The rules would require patients to work with a multidisciplinary team of health providers, including endocrinologists, bioethicists and psychiatrists; require patients to receive information about the risks of gender-affirming care and to give their informed consent before treatment; and require patients to undergo counseling before receiving hormone therapy or other treatments for gender dysphoria.
DeWine said the Ohio Department of Health and the Ohio Department of Mental Health and Addiction Services would adopt and enforce these rules after a public comment period. The agencies would also collect aggregated “de-identified data” on cases of gender dysphoria and treatments.
These new rules create administrative burdens not only for transgender youth but also adults, and they fall in line with emergency orders and administrative rules that other Republican officials enacted last year to curb access to gender-affirming care.

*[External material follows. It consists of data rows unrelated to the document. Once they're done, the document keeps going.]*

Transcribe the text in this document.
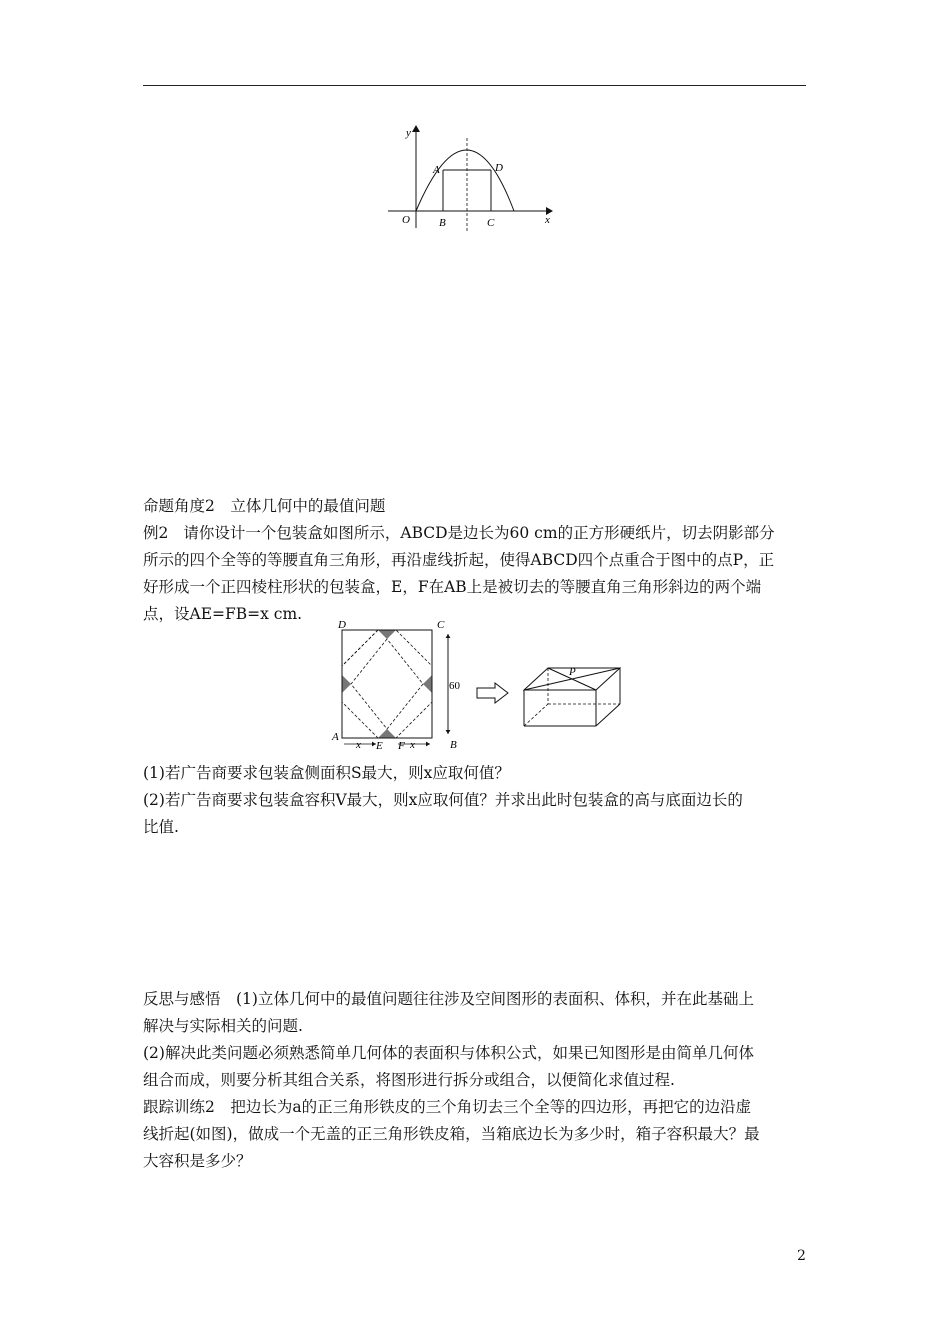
y
x
O
A	D
B	C

命题角度2　立体几何中的最值问题

例2 请你设计一个包装盒如图所示，ABCD是边长为60 cm的正方形硬纸片，切去阴影部分

所示的四个全等的等腰直角三角形，再沿虚线折起，使得ABCD四个点重合于图中的点P，正

好形成一个正四棱柱形状的包装盒，E，F在AB上是被切去的等腰直角三角形斜边的两个端

点，设AE=FB=x cm.

60
x	x
D	C
A
B
E F
P

(1)若广告商要求包装盒侧面积S最大，则x应取何值？

(2)若广告商要求包装盒容积V最大，则x应取何值？并求出此时包装盒的高与底面边长的

比值.

反思与感悟　(1)立体几何中的最值问题往往涉及空间图形的表面积、体积，并在此基础上

解决与实际相关的问题.

(2)解决此类问题必须熟悉简单几何体的表面积与体积公式，如果已知图形是由简单几何体

组合而成，则要分析其组合关系，将图形进行拆分或组合，以便简化求值过程.

跟踪训练2　把边长为a的正三角形铁皮的三个角切去三个全等的四边形，再把它的边沿虚

线折起(如图)，做成一个无盖的正三角形铁皮箱，当箱底边长为多少时，箱子容积最大？最

大容积是多少？

2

More than 20 states enacted bans on gender-affirming care for youth in 2023.
Last spring, Missouri Attorney General Andrew Bailey issued an emergency order that required adults and minors to undergo more than a year of therapy and mental health assessments before accessing care. Though the rule was terminated in May after a St. Louis County judge blocked its enforcement, it had a chilling effect on the trans community and forced some providers to stop prescribing hormones to adult patients.
In Florida, a state law that barred trans youth from receiving gender-affirming care also saddled adults with new requirements to access care. The law required patients to not only sign informed-consent forms in person but also forced them to obtain prescriptions from physicians, and not nurse practitioners, for hormone therapy. The law also barred the use of telehealth for new prescriptions.
In practice, many advocates for the trans community have said that these restrictions impose an undue burden on transgender people.